Achieving better quality of life through PPPs


PUBLIC-PRIVATE partner-ships (PPPs) are generally welfare-driven, in terms of content and process. Thus, because of PPPs, people’s lives must become better socially, economically, environmentally and politically. Change must be for the better. Quality of life must be enhanced. People must become happier.

If better quality of life is the goal of public-private partnerships (PPPs), how can this be measured? There are six possible metrics.

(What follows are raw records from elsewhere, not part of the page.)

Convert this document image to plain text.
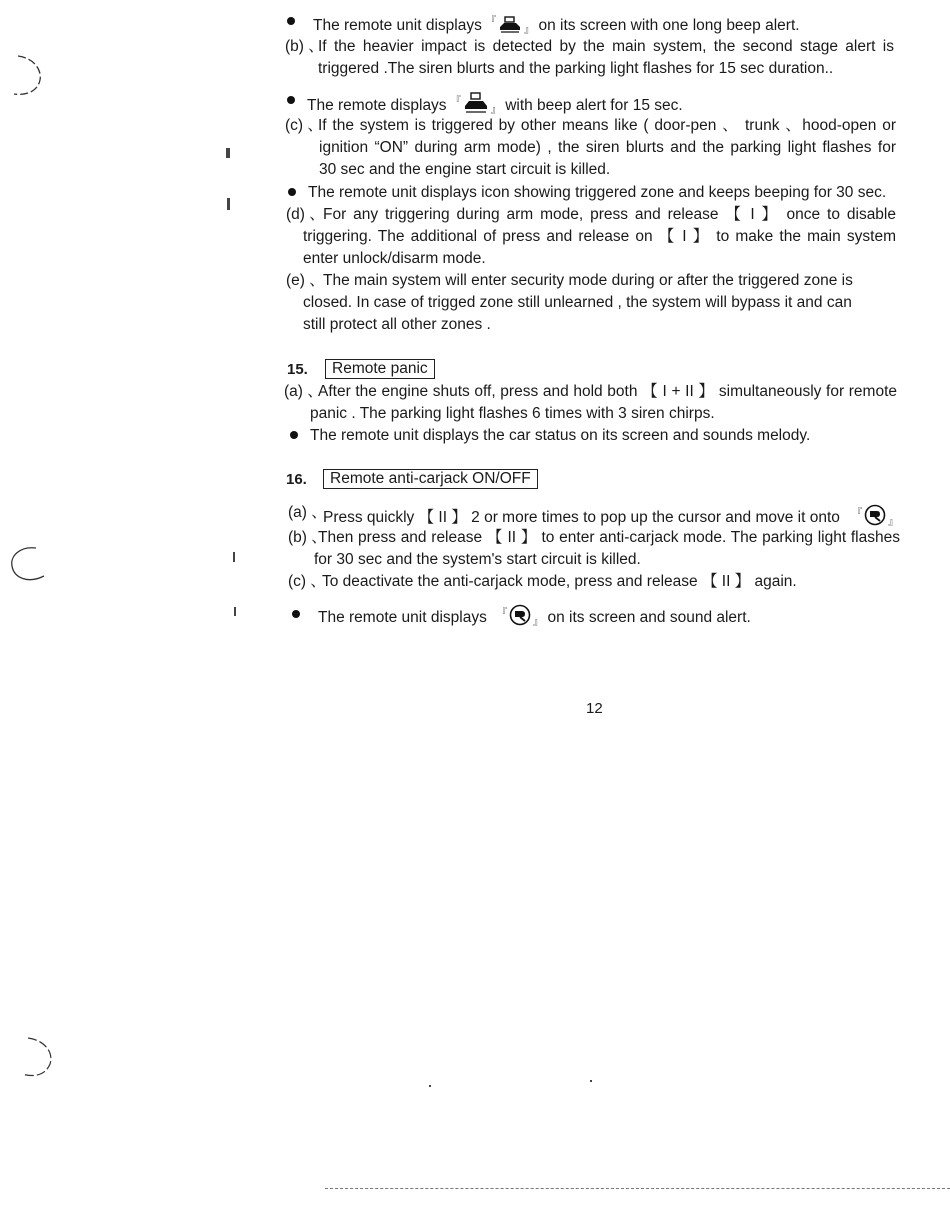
The remote unit displays 『』 on its screen with one long beep alert.
(b) 、
If the heavier impact is detected by the main system, the second stage alert is
triggered .The siren blurts and the parking light flashes for 15 sec duration..
The remote displays 『』 with beep alert for 15 sec.
(c) 、
If the system is triggered by other means like ( door-pen 、 trunk 、hood-open or
ignition “ON” during arm mode) , the siren blurts and the parking light flashes for
30 sec and the engine start circuit is killed.
The remote unit displays icon showing triggered zone and keeps beeping for 30 sec.
(d) 、
For any triggering during arm mode, press and release 【 I 】 once to disable
triggering. The additional of press and release on 【 I 】 to make the main system
enter unlock/disarm mode.
(e) 、
The main system will enter security mode during or after the triggered zone is
closed. In case of trigged zone still unlearned , the system will bypass it and can
still protect all other zones .
15.	Remote panic
(a) 、
After the engine shuts off, press and hold both 【 I + II 】 simultaneously for remote
panic . The parking light flashes 6 times with 3 siren chirps.
The remote unit displays the car status on its screen and sounds melody.
16.	Remote anti-carjack ON/OFF
(a) 、
Press quickly 【 II 】 2 or more times to pop up the cursor and move it onto 『』
(b) 、
Then press and release 【 II 】 to enter anti-carjack mode. The parking light flashes
for 30 sec and the system's start circuit is killed.
(c) 、
To deactivate the anti-carjack mode, press and release 【 II 】 again.
The remote unit displays 『』 on its screen and sound alert.
12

(1) SWDI-DSWD. The Social Welfare and Development Indicators (SWDIs) of the Department of Social Welfare and Development (DSWD) can be used to determine the level of well-being of a family, which serves as the basis for the planning of possible interventions, like PPP, and to monitor activities, accomplishments and improvements in the family after the provision of an intervention. The SWDI measures two levels of well-being, i.e., economic sufficiency and social adequacy. Family income and access to water are just some of the indicators.

 (2) KPIs. The “better” and “more” are measured by the accomplishment of the purpose set by the agreement. The PPP contract must stipulate the Key Performance Indicators (KPIs) and targets of the project, where parties to the contract must be bound by. There are operational, financial, relational, environmental and social KPIs. Lowering of nonrevenue water, delivery of market stalls and housing units within a certain timeframe are examples of KPIs.

(3) CBMS. While KPIs are project-specific and SWDIs are focused on the well-being of families, data must also be generated at particular communities relative to the impact of PPP projects. The Community-based Monitoring System (CBMS) can be this system. CBMS is an organized process of data collection and processing at the local level and of integration of data in local planning, program implementation and impact-monitoring. CBMS’s core indicators are health, nutrition, housing, water and sanitation, education, income, employment and peace and order.

(4) HRIA. The PPP project itself, aside from promoting the general welfare, must also promote and not infringe upon human rights. Human-rights due diligence must be conducted to ascertain if human rights will be violated by a PPP project. The Human Rights Impact Assessment (HRIA) can be such a tool. Gender and environmental justice must be at the forefront.

(5) MCC-ERR. The Millennium Challenge Corp.’s Economic Rate of Return  provides a comparison of the costs and benefits of a public investment. This measures the expected increases in household incomes or the value-added of individual firms and the likely economic impact of the proposed investment or PPP.

(6) CSO participation. Another level of SWDI, KPI or HRIA would be political participation. Aside from being beneficiaries, civil-society organizations  (CSOs) and the people they represent must be part of the process and not be treated as fencesitters. Aside from the participation of the private-sector proponent, a party to the PPP, CSOs must be guaranteed their meaningful involvement in the whole spectrum of the PPP cycle, from PPP framework development, project identification, PSP selection, regulation, monitoring and evaluation.

With these metrics, this columnist hopes that better quality of life will not remain an empty promise or a parenthood statement.